Bazen coşar, zebunları öldüren felek ile cenk eder; bazen de talihine küser ve yeise düşerdi. Halkın tatlı geçimlerini görür, boğazına acı sular tıkanırdı, zehirlenirdi. Bazen bu perişan hâline ağlar: “Bundan daha acı hayatı kim görmüştür? Ne adamlar var ki bal şerbeti içiyorlar, tavuk etleri, kuzu etleri yiyorlar. Bana gelince ekmeğime bir yaprak tereyi bile katık edemiyorum. Adalet gözüyle bakılırsa ben çıplak kalayım, kedi kürk giysin! Bu doğru bir şey değildir. Ne olurdu, bu çamur işiyle uğraşırken ayağım köklüce bir defineye batmış olaydı! Ne olurdu felek bir cilve edeydi de elime bir hazine geçseydi. Ben de bir zaman yaşasaydım, felekten murat alaydım, murat süreydim. Üzerimden bu mihnet tozunu silkeleyeydim!” der, dururdu.
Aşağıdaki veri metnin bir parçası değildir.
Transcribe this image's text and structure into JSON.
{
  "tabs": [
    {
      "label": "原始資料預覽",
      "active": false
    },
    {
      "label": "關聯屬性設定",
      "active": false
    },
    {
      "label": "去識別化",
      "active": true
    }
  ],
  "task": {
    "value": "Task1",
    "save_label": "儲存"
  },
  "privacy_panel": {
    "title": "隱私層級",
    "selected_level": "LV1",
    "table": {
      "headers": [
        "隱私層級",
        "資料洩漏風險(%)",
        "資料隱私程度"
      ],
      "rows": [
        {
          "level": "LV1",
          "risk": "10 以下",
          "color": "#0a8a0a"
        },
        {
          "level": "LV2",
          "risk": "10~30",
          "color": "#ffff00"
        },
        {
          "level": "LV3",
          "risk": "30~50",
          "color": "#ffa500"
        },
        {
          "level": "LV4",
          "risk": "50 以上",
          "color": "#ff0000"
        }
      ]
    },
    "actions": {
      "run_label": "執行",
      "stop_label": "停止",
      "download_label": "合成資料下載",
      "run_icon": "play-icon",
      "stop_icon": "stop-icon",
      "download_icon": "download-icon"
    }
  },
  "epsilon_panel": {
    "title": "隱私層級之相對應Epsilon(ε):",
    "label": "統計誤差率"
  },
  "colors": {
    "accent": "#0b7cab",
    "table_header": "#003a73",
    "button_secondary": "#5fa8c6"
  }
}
İşittim ki, bir gün yumrukçu, toprak kazıyormuş. Kazarken toprakta dura dura dağılmış, üzerindeki dişler düşmüş bir çene kemiği çıkmış.
Kemik, yumrukçuya hâl diliyle şöyle nasihatte bulunmuş: “Efendi, fakrüzarurete tahammül et. Yarın toprak altında ağzın hâli bu değil midir? Sonucu böyle birdir. Zamanın iyi yahut kötü geçmesini hoş gör. Çünkü zaman bizsiz pek çok dönecektir.”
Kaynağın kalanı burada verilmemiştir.